In case a password is split up into at least two portions, the
memory block 120 must be enabled to process the password portions
to form a single password to be stored in storage unit 124. In one
embodiment and as illustrated in the drawing processing of password
portions, for example, can be implemented in the ECC logic 123.
That is different to ECC logic known from conventional system the
ECC logic as implemented is capable of processing password portions
in order to form a single password, which is then stored in storage
unit 124.
[0033] Any sub device in the digital processing system requesting
data operations on memory 120, i.e. in this example central
processor 110, must be adapted to provide a password at least
before or at the same time when sending a first read or write
request to memory block 120. Depending on the implemented algorithm
for providing different passwords, for example, when requesting
data from different memory blocks, the central processor must be
adapted accordingly to provide the appropriate password more than
once at the beginning. In one example, central processor 110 must
provide a device, for example a core register, for storing a
password or a portion of a password. In case of the above-mentioned
splitting of the password, central processor 110 must be adapted to
provide or initiate the providing of the required parts of the
password to memory block 120. For example, in case that an password
portion being an identifier of a requesting unit is a specific
port, then central processor 110 must be adapted such that the
identifier of that port is sent to memory block 120. In certain
embodiments, while a password or password portion is stored for
example in a core register, the password or password portion may be
stored in any storage accessible by the processor.
[0034] In a further exemplary embodiment, error correction for the
access password itself is enabled. In the unlikely event that one
bit accidentally is flipped while providing the access password to
memory block 120 or while the password is stored in its storage
unit 124, then the ECC logic 123 will correct this bit, because
known ECC methods/codes are capable of detecting and also
correcting erroneous bits. It is apparent that more than one bit of
a password may be corrected in case that the implemented ECC logic
is adapted for that.
[0035] In still another exemplary embodiment, the feature of
correcting a password by the implemented ECC logic 123 can be used
in order to manipulate an access password intentionally. As the
calculation of the ECC values is based on the data read from memory
array 121 and the access password read from storage unit 124 and
the ECC is capable to locate the position of an erroneous bit, the
data and the ECC values stored may be used to intentionally
manipulate the access password in storage unit 124, such that the
corrected/modified password will then serve as a new access
password. In this way memory block 120 can modify an initially
provided access password once provided from a requesting unit and
use the modified access password from that time on.

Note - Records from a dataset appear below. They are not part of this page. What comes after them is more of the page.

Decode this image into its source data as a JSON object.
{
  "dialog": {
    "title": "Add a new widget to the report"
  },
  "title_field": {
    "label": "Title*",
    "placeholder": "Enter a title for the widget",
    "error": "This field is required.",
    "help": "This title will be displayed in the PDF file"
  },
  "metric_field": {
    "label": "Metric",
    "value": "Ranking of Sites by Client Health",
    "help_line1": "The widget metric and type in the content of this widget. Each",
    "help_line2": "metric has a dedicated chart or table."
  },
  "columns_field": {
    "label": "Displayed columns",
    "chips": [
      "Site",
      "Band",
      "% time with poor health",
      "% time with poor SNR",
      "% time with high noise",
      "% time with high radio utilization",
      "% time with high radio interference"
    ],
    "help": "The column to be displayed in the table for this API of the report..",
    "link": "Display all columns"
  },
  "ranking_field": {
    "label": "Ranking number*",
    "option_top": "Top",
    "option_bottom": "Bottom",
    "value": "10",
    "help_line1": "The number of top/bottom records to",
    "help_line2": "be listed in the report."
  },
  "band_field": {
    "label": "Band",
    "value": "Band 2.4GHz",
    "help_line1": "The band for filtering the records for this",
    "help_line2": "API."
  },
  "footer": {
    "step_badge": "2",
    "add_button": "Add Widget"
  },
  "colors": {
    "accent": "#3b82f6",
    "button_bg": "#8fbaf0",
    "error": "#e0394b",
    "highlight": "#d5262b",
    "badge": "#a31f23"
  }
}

[0036] The table as depicted in FIG. 2 depicts an exemplary
embodiment of this variation, wherein the table entries illustrate
the processing of subsequent read requests. In a first step
executed before any data can be read from memory, a password
programmed by a user is provided to the memory, wherein the
password may be provided in more than one portion as afore
mentioned. This initial password may be as given in column
"Password programmed by user," which in this example consists of
four bits. This first password is the only one transferred from a
requesting device to the memory block and it is transferred only
once.
[0037] In a next step a requesting sub device requests data from
memory block 120. The address decoding and access logic 122 will
read Data_1 from memory array 121 accordingly. Data_1 is then
passed to the error detection and correction logic 123, which will
read the first password Password_1. Note that in column 2 the
operator ".parallel." is used to indicate a concatenation of two
data blocks. ECC logic 123 concatenates Data_1 and the initial
password as depicted in the first row of column "Stored ECC based
on" in order to calculate the ECC value to be compared to the
stored ECC value. As the comparison of the calculated ECC value and
the stored ECC value do not indicate an error in the first password
this remains unchanged. Note that in this case Data_1 may be
corrected before transferred to the requesting sub device.
[0038] The second column of the table reflects the second read
request, in which Data_2 is read from the memory array and
Password_1 is used for calculating an actual ECC value. As the
stored ECC value is based on a concatenation of Data_2 and a
Password_2, which differs in one bit from Password_1, the ECC logic
changes the last significant bit of Password_1 and thus amends
Password_1 to new Password_2, which is stored in the storage unit
to be used as the valid password for subsequent read requests.
[0039] In the next read request, i.e. row 3, Data_3 is read from
the memory array. ECC logic 123 will concatenate Data_3 with
Password_2 and then calculate the ECC value. As the stored ECC
value is also based on a concatenation of Data_3 with Password_2
the calculated ECC value matches the stored. Thus there is no
correction of Data_3 or of Password_2 when processing this read
request.
[0040] Subsequently when processing a fourth read request as
reflected in row 4 of the table a data block Data_4 is read from
memory array 121. Similarly, as described afore, Data_4 is
concatenated with Password_2. As the ECC value calculated on this
concatenated bit string will differ from the stored ECC value,
which is based on a concatenation of Data_4 and a Password_3
differing by one bit from Password_2, the ECC logic 123 will
correct, i.e. modify, the differing bit of Password_2. In this way
Password_2 is modified to become Password_3. Note that in this
particular example only one bit of a password is amended. However
as ECC codes may be able to detect and correct 2 or more bit errors
the password may be amended also in 2 or more bits.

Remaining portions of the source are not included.